En complément de l’application de cette résolution, l’Assemblée nationale pourrait également saisir cette occasion pour :

– définir et encadrer l’organisation des groupes d’études, qui se verraient attribuer l’organisation des voyages d’études ;

– confier la gestion des colloques parlementaires aux commissions permanentes concernées ;

– créer une base de données où chaque groupe d’intérêts enregistrés pourrait déposer ses expertises et ses positions ;

– favoriser le pluralisme des groupes d’intérêts enregistrés ;

– valoriser le droit de pétition auprès de l’Assemblée nationale ;

– mettre en place un statut des collaborateurs parlementaires, en concertation avec ces derniers : à l’instar des règles en vigueur au Parlement européen, ce statut conférerait aux collaborateurs parlementaires une réelle reconnaissance et préciserait notamment que l’exercice d’une autre activité professionnelle n’est possible qu’en toute transparence et si cette dernière est sans rapport direct avec la pratique du lobbying.

Dans son livre vert sur l’initiative européenne en matière de transparence publié en mai 2006, la Commission européenne estime que « des normes élevées en matière de transparence participent de la légitimité de toute administration moderne ». La France a tout intérêt à faire sienne cette déclaration et à l’appliquer au fonctionnement de ses propres institutions, à commencer par l’Assemblée nationale.

L’instauration d’un enregistrement obligatoire pour les représentants de groupes d’intérêt demandant à accéder à l’Assemblée nationale contribuera à remplir cette exigence de transparence, principe essentiel de la pérennité et de la modernité démocratique.

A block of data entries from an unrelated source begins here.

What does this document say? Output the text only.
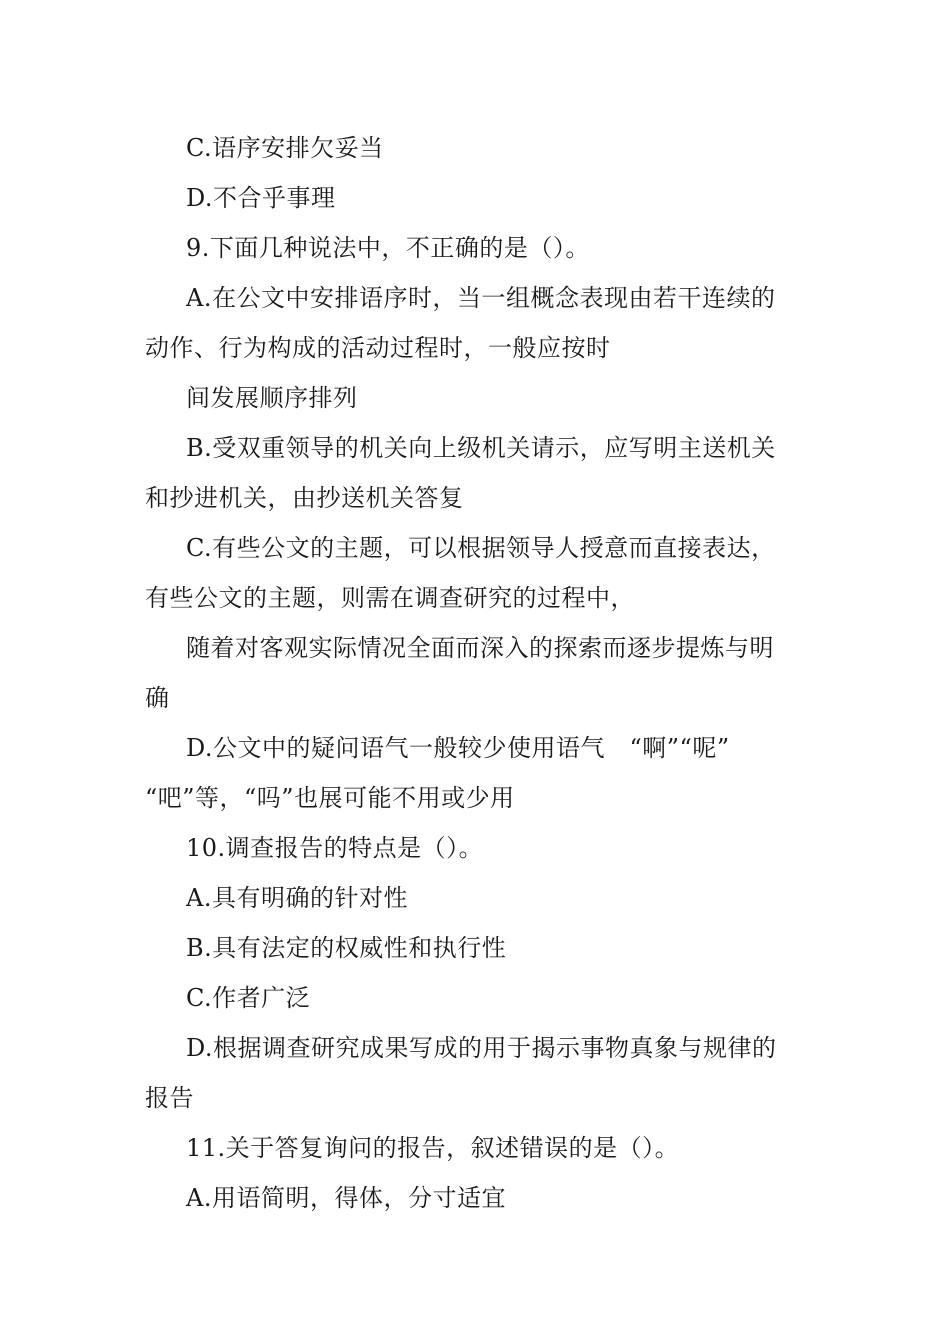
C.语序安排欠妥当
D.不合乎事理
9.下面几种说法中，不正确的是（）。
A.在公文中安排语序时，当一组概念表现由若干连续的
动作、行为构成的活动过程时，一般应按时
间发展顺序排列
B.受双重领导的机关向上级机关请示，应写明主送机关
和抄进机关，由抄送机关答复
C.有些公文的主题，可以根据领导人授意而直接表达，
有些公文的主题，则需在调查研究的过程中，
随着对客观实际情况全面而深入的探索而逐步提炼与明
确
D.公文中的疑问语气一般较少使用语气　“啊”“呢”
“吧”等，“吗”也展可能不用或少用
10.调查报告的特点是（）。
A.具有明确的针对性
B.具有法定的权威性和执行性
C.作者广泛
D.根据调查研究成果写成的用于揭示事物真象与规律的
报告
11.关于答复询问的报告，叙述错误的是（）。
A.用语简明，得体，分寸适宜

C’est un préalable indispensable pour une communication efficace, transparente et constructive entre les parlementaires et les forces vives de la Nation, et pour la confiance des citoyens envers leurs élus.

PROPOSITION DE RÉSOLUTION

Article unique

L’article 23 du Règlement de l’Assemblée nationale est complété par un 3 ainsi rédigé :

« 3 Les questeurs sont responsables de la délivrance de laissez-passer nominatifs, d’une durée de validité maximale d’un an, aux personnes qui demandent à accéder fréquemment aux locaux de l’Assemblée nationale en vue de fournir des informations aux députés dans le cadre de leur mandat parlementaire, et ce pour leur propre compte ou celui de tiers.

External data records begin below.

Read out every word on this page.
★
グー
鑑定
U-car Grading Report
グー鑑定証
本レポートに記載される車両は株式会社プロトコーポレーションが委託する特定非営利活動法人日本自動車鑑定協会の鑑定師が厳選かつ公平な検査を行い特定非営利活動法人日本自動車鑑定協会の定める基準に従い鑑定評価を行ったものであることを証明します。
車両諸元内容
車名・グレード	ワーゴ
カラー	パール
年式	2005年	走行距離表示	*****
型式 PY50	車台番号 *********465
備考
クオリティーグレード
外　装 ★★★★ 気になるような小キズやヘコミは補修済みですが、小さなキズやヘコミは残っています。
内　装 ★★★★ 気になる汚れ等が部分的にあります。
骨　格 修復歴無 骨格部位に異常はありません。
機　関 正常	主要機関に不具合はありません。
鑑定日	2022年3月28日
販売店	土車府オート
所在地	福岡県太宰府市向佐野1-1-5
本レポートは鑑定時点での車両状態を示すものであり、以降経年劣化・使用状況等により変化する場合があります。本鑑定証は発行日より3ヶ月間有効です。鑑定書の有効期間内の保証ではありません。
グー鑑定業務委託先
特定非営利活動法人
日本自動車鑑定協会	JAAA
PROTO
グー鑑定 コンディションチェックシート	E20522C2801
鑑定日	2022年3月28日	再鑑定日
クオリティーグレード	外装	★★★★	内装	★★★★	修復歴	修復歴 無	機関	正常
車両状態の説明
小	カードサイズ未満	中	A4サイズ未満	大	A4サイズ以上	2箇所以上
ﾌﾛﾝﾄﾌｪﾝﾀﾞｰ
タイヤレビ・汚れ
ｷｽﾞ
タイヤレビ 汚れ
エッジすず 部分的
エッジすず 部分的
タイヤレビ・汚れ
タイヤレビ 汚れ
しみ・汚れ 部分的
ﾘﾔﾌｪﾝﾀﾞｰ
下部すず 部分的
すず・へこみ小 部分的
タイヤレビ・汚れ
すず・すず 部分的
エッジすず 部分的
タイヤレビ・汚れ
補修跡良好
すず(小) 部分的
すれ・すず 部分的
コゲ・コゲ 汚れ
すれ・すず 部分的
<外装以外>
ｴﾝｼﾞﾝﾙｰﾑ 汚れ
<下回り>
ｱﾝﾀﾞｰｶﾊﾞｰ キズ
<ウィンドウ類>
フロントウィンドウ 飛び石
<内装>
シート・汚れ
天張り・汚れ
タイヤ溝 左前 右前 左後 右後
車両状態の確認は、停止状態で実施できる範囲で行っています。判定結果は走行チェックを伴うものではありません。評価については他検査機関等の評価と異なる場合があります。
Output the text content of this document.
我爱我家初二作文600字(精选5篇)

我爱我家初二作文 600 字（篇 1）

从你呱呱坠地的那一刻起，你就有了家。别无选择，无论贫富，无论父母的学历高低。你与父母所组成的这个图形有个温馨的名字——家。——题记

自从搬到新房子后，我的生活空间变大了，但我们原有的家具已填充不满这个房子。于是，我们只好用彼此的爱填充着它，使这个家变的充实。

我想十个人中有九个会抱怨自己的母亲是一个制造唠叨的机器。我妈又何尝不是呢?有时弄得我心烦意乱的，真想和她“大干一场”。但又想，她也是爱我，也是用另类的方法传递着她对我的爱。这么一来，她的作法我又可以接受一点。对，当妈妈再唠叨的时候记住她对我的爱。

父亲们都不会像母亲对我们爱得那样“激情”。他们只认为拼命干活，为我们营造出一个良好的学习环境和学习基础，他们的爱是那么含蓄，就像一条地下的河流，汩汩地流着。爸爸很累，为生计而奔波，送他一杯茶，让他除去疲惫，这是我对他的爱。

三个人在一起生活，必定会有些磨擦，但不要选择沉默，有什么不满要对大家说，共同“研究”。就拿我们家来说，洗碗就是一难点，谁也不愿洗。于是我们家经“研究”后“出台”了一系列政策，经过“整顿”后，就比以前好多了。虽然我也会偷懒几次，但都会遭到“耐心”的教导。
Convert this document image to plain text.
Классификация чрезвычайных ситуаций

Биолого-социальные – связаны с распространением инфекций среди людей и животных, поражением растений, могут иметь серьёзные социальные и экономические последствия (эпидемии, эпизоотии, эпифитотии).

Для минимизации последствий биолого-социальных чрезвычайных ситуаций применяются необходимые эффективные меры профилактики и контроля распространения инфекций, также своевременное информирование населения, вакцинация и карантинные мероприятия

« En contrepartie, ces personnes doivent :

« 1. s’inscrire dans un registre tenu par les questeurs et mis à la disposition du public ;

« 2. respecter le code de conduite figurant dans l’Instruction générale du Bureau de l’Assemblée nationale.

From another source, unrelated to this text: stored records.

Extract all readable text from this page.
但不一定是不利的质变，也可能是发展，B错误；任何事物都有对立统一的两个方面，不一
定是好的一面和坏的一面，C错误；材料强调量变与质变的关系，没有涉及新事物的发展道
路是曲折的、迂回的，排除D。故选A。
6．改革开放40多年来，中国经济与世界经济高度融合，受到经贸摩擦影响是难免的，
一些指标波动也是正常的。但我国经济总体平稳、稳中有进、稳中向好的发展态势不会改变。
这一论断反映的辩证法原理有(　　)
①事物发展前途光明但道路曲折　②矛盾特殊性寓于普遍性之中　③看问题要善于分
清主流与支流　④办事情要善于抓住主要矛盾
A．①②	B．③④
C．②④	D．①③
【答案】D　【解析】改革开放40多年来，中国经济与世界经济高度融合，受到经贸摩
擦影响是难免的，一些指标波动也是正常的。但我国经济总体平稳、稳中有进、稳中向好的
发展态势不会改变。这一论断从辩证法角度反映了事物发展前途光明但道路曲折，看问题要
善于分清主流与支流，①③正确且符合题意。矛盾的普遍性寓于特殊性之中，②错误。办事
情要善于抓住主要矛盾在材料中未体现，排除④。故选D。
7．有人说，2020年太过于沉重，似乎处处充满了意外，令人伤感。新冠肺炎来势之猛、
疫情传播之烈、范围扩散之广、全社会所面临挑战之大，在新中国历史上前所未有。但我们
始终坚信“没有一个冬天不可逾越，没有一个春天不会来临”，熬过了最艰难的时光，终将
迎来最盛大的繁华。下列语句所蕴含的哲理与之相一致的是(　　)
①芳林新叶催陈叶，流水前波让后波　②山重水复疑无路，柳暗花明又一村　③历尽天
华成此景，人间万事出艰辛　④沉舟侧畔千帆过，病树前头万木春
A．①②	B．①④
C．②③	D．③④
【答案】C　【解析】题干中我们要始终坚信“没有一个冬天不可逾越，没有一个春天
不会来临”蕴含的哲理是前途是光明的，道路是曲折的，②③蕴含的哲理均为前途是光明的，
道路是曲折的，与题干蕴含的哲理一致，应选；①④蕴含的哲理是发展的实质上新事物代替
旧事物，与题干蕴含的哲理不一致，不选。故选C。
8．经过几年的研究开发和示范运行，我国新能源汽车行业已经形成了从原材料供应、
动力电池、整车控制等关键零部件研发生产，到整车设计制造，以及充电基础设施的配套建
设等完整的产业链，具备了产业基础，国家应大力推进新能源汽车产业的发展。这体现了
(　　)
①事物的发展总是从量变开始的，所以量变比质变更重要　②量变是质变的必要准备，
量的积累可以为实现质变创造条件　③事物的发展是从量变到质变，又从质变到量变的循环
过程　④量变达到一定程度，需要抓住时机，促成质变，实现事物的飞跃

« Les questeurs se réservent le droit de suspendre la validité des laissez-passer nominatifs des personnes figurant au registre en cas de manquement au code de conduite. Cette suspension sera mentionnée au registre.

« Les dispositions d’application du présent paragraphe sont réglées par une instruction du Bureau. »

1  Dépêche AFP, 3 juin 2007.

2  Le Figaro, 26 juin 2007.

3  Grossman, Emiliano, « Lobbying et vie politique », Problèmes politiques et sociaux, novembre 2005, n° 918, La Documentation française, p. 10.

4  Service central de prévention de la corruption, Rapport 2006, La Documentation française, p. 109.